En el grupo control no se apreciaron cambios estadísticamente significativos al inicio y final del tratamiento, sin embargo, se encontró un alejamiento de la norma respecto a la línea E de la Labrale superior e inferior, alterando la estética facial.
Se concluye que no hubo modificaciones de la Labrale superior e inferior, tanto para el G1 como, para el G 2 de control estadísticamente significativo, sin embargo, observamos en los promedios una tendencia que nos indica que, en el perfil labial se presenta un acercamiento a la norma del plano estético de Ricketts, cuando los pacientes son tratados con extracciones de primeros premolares; mientras que en los pacientes tratados sin extracciones se evidencia lo contrario.

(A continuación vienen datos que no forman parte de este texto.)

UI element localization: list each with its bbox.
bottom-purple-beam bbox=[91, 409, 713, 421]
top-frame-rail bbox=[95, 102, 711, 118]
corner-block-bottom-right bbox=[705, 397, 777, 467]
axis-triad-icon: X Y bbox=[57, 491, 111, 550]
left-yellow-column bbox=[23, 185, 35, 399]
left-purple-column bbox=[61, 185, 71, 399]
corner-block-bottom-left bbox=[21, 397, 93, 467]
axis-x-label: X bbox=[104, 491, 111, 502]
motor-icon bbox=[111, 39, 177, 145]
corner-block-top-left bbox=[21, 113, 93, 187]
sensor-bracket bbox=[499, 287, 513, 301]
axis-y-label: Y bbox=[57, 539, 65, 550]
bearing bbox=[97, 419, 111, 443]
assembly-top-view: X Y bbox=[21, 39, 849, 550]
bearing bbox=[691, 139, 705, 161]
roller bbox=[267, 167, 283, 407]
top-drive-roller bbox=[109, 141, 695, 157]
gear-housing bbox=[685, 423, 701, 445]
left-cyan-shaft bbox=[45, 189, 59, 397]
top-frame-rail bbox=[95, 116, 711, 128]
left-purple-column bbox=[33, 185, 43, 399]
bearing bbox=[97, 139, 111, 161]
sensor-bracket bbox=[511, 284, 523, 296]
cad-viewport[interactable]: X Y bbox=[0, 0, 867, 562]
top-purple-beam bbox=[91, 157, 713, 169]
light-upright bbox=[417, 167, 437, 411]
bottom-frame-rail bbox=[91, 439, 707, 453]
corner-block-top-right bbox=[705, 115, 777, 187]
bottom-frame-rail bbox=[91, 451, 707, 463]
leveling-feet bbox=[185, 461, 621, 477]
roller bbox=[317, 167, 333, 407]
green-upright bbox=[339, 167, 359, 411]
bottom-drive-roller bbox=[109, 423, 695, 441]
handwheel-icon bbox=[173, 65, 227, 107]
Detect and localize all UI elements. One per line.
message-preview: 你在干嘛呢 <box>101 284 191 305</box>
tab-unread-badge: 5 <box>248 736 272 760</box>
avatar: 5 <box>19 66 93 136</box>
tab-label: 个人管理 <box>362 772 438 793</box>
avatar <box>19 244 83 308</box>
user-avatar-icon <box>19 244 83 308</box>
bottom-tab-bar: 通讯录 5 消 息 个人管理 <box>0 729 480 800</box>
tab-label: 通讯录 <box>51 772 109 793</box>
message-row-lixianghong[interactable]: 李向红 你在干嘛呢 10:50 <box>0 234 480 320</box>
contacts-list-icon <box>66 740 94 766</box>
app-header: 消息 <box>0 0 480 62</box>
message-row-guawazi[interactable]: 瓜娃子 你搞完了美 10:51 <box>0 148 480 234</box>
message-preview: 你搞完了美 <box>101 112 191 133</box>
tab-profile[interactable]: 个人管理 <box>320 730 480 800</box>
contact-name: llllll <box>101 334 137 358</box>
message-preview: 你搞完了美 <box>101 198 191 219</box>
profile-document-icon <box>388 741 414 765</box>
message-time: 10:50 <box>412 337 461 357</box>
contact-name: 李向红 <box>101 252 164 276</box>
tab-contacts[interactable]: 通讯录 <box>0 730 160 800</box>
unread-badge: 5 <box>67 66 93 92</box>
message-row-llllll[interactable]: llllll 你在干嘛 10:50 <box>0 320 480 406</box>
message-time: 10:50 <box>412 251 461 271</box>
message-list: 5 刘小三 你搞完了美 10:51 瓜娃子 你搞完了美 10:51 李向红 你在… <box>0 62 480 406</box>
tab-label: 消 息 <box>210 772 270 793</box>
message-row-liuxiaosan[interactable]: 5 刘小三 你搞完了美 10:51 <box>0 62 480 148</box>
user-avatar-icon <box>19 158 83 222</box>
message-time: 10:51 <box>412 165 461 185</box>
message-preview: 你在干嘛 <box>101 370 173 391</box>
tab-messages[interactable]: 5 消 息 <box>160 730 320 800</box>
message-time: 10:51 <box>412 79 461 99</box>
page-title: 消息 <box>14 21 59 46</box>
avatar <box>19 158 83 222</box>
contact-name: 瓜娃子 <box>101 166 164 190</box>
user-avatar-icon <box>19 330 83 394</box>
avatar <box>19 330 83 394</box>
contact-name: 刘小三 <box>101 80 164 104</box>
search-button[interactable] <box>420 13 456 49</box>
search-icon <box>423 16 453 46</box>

Otra conclusión a la que llegamos después de analizar los promedios obtenidos por nuestros estudios estadísticos es que se obtuvo un mayor acercamiento a la norma establecida por Ricketts, en el grupo tratado con extracciones de primeros premolares, especialmente en la Labrale inferior. Se obtuvo una respuesta individual en las modificaciones de las Labrales superior e inferior en algunos pacientes, posiblemente influenciados por el grosor de los labios, la retracción incisiva y los cambios de la altura facial inferior.